Lawmakers want to figure out how to bring down costs within Medicaid in the long term, rather than continuing to make yearly cuts, and to explore other ways to shore up its funding.
“If this seems bad,” Amabile said of this year’s reductions — which brought some lawmakers to tears — “buckle up.”
Earlier this month, Polis announced former state Medicaid director Gretchen Hammer would serve as HCPF’s new executive director. The agency did not respond to an email seeking comment on the new review on Wednesday.
In a statement, Polis spokesman Eric Maruyama said the legislative working group would build upon a project the governor’s office launched last year, which will focus on “cost drivers in the Medicaid program and opportunities to control those trends.”
“We are doing a lot of good work with the (Joint Budget Committee) and General Assembly to begin to reduce costs within Medicaid, but there’s much more work ahead to successfully sustain the important care Coloradans rely on,” Maruyama wrote. He added, referring to the measure signed by Trump last year: “This is especially true as the massive pending cuts in federal Medicaid funding, thanks to the Republicans’ H.R. 1, begin to take effect.”
Amabile said in an interview that the working group would also look at where there have been errors in the past and how to prevent them. The group would likely involve representatives from nonprofits and others involved in Medicaid services, and lawmakers may also be involved.
She listed the array of problems identified within the state Medicaid program in recent months. A program that provides health care to children and pregnant women without legal status has cost far more than state officials first projected. Earlier this year, the budget committee learned that Medicaid was paying as much as 10 times the appropriate amount to providers who picked up patients in extra-large wheelchairs.
The Denver Post then reported that the broader transportation program, which provides rides for Medicaid patients to and from medical appointments, was overpaying drivers generally. It did so based on an apparently faulty analysis that compared sedans in Colorado to ambulances in other Western states.
That overpayment went unfixed for years, and a state advisory panel that reviewed payment rates in that period also did not identify the error. While the mistake went undetected, the transportation program was beset by fraud, and its costs tripled to $303 million a year.
As lawmakers were learning about those problems, federal regulators announced that Colorado Medicaid overpaid nearly $78 million for autism services in 2022 and 2023. The federal Office of the Inspector General recommended the state repay $42.6 million.

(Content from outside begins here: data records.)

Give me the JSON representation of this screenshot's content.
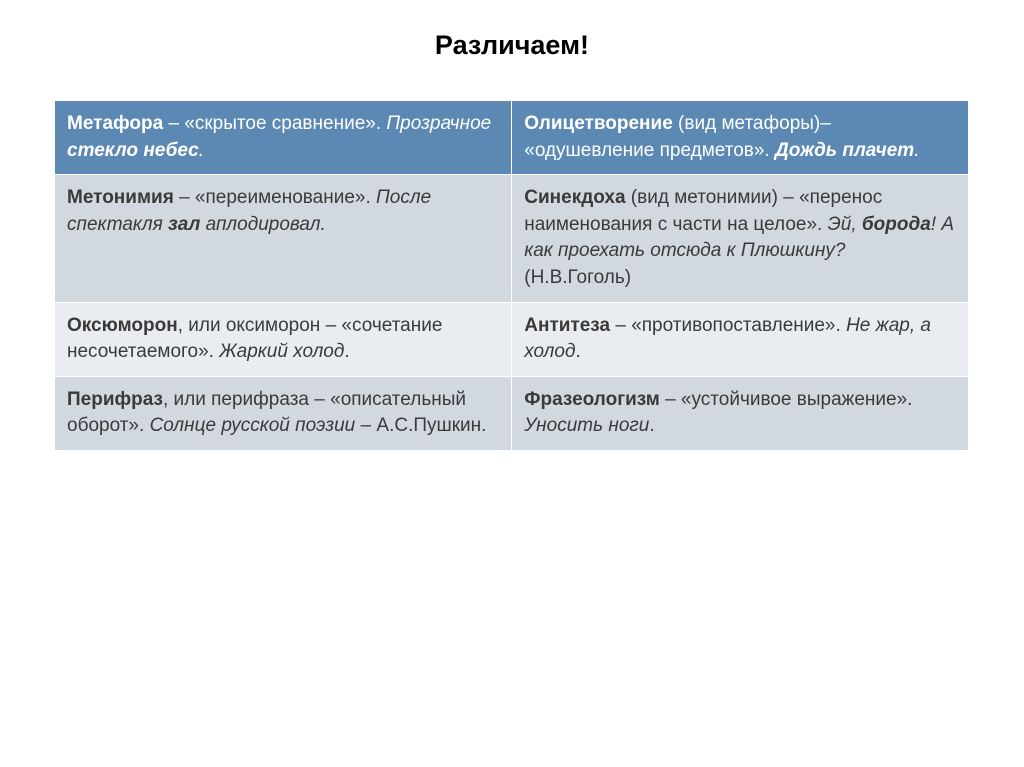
{
  "title": "Различаем!",
  "table": {
    "header": {
      "left": {
        "term": "Метафора",
        "def": " – «скрытое сравнение». ",
        "ex_prefix": "Прозрачное ",
        "ex_em": "стекло небес",
        "ex_suffix": "."
      },
      "right": {
        "term": "Олицетворение",
        "def_a": " (вид метафоры)– «одушевление предметов». ",
        "ex_em": "Дождь плачет",
        "ex_suffix": "."
      }
    },
    "rows": [
      {
        "left": {
          "term": "Метонимия",
          "def": " – «переименование». ",
          "ex_prefix": "После спектакля ",
          "ex_em": "зал",
          "ex_suffix": " аплодировал."
        },
        "right": {
          "term": "Синекдоха",
          "def_a": " (вид метонимии) – «перенос наименования с части на целое». ",
          "ex_prefix": "Эй, ",
          "ex_em": "борода",
          "ex_mid": "! А как проехать отсюда к Плюшкину?",
          "ex_suffix": " (Н.В.Гоголь)"
        }
      },
      {
        "left": {
          "term": "Оксюморон",
          "def": ", или оксиморон – «сочетание несочетаемого». ",
          "ex_em": "Жаркий холод",
          "ex_suffix": "."
        },
        "right": {
          "term": "Антитеза",
          "def_a": " – «противопоставление». ",
          "ex_em": "Не жар, а холод",
          "ex_suffix": "."
        }
      },
      {
        "left": {
          "term": "Перифраз",
          "def": ", или перифраза – «описательный оборот». ",
          "ex_em": "Солнце русской поэзии",
          "ex_suffix": " – А.С.Пушкин."
        },
        "right": {
          "term": "Фразеологизм",
          "def_a": " – «устойчивое выражение». ",
          "ex_em": "Уносить ноги",
          "ex_suffix": "."
        }
      }
    ]
  }
}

In addition to setting up the working group, the budget committee set aside money so that Medicaid staff could conduct a review of claims within the autism program, as well as the transportation service, with an eye toward clawing back money from providers who were overpaid. They also cleared the auditors to use a specific type of statistical analysis to analyze the claims and potential overpayments, and legislative staff projected that the review would return at least $36.6 million over the next three years.
Rep. Emily Sirota, a Denver Democrat and the chair of the budget committee, said Wednesday that if the state has to repay autism service funding, “providers who were overpaid should be contributing to this payment.”
Sirota said Medicaid and HCPF staff worked to give legislators information on where costs were increasing and how those costs could be curbed. But, she continued, if lawmakers were going to “keep coming back to this well of Medicaid, we should all be taking a deeper dive together.”
“Clearly,” she said, “things have gone on in this department that require a second look.”